We came across this tapas bar near the City Hall in Sevilla one evening, liked what we saw, went inside, and liked it so much we came back the next evening. It must have been someone’s birthday – there was a celebratory group of people, laughing, drinking, singing, clapping, and the whole scene, the ambience, the joyousness, was quite lovely and quite mesmerising.
The Real Alcazar, the royal residence built in 1364 by Pedro the First within the Almohad palaces of Spain’s former Moorish rulers, is a place of breathtaking beauty, the subtlety, the delicacy, the perfection of its spaces a song for the soul.
A long outer wall curves along the boundary of Santa Cruz, the Juderia or Jewish ghetto, concealing from view the Gardens of the Alcazar: one morning, as we sought its shade, the sunlight seemed to strike like a scimitar or blade.
They call Sevilla, or so I am told, ‘the frying pan.’ And man, it is hot. Or at least it was when we were there, in September; the sun baking into the stones and reflecting back so that by mid-afternoon you were in an oven, and only beginning to cool after eight or so in the evening.

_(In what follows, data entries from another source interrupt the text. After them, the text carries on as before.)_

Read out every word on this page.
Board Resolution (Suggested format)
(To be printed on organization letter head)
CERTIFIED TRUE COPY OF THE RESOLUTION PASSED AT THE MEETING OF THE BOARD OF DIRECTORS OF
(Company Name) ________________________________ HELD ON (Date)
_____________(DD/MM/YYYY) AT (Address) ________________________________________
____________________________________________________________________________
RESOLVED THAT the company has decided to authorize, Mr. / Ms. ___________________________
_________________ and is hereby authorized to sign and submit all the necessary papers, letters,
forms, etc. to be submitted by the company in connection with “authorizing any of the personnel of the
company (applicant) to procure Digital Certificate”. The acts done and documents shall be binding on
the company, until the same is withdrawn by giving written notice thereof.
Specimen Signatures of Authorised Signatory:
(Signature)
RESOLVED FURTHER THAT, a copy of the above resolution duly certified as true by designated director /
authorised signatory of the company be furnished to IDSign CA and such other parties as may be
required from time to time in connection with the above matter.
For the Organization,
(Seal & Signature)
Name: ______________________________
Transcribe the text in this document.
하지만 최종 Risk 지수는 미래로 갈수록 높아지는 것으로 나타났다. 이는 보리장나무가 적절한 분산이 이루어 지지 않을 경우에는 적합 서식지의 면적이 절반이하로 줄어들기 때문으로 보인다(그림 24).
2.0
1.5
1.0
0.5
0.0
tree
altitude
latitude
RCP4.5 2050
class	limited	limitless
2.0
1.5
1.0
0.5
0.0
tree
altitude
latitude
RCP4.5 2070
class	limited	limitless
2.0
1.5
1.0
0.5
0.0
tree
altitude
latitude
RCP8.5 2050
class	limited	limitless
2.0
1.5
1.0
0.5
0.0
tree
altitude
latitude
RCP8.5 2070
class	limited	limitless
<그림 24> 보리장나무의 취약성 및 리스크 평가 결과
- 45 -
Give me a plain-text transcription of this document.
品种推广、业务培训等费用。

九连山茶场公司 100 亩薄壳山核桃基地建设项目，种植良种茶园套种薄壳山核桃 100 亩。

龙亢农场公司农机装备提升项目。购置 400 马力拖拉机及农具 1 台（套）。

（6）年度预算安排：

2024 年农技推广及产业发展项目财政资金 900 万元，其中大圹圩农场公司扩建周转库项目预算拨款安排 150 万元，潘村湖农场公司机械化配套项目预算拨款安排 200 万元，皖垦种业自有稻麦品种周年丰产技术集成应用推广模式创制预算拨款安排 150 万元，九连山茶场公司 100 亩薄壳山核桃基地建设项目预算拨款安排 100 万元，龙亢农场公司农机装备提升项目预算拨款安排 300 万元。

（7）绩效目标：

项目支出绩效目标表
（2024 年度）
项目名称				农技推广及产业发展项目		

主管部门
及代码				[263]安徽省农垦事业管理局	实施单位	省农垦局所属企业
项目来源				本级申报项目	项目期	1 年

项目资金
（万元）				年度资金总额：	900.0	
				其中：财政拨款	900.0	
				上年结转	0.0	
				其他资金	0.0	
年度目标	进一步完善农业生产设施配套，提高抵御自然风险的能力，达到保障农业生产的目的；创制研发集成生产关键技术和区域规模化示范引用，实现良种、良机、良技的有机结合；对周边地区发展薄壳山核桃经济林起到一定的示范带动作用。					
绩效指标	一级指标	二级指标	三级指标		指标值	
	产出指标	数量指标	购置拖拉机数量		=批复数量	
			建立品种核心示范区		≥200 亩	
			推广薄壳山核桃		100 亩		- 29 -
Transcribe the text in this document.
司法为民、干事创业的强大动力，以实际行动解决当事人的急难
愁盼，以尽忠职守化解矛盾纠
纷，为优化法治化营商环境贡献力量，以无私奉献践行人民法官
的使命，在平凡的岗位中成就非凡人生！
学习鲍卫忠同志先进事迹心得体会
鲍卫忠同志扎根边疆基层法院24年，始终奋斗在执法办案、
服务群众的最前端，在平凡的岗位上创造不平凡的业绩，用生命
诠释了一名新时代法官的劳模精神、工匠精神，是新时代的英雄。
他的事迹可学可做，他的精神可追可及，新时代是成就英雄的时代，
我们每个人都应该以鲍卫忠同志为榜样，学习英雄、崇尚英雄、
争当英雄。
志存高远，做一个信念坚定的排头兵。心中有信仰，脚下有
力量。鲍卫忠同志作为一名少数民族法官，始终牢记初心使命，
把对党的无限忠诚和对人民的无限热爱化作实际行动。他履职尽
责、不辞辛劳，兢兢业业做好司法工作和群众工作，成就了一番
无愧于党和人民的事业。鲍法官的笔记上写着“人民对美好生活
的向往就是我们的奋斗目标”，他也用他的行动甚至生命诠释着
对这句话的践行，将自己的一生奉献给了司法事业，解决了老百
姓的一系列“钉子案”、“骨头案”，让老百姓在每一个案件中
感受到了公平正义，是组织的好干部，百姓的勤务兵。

But the evenings are long, and the good citizens of Sevilla – like those of every other town we visited – know how to live. Living, in the Spanish way of life, means going out at 8 or 9, having dinner at 10 or 11, and wandering from tapas bar to tapas bar way into the small hours of the morning.
This image, of a cafe in Sevilla, in the evening, offers a more sedate but still typical portrait.
Did I tell you that we loved Sevilla? Oh boy, we did. We’d go back in a flash, Rob and I.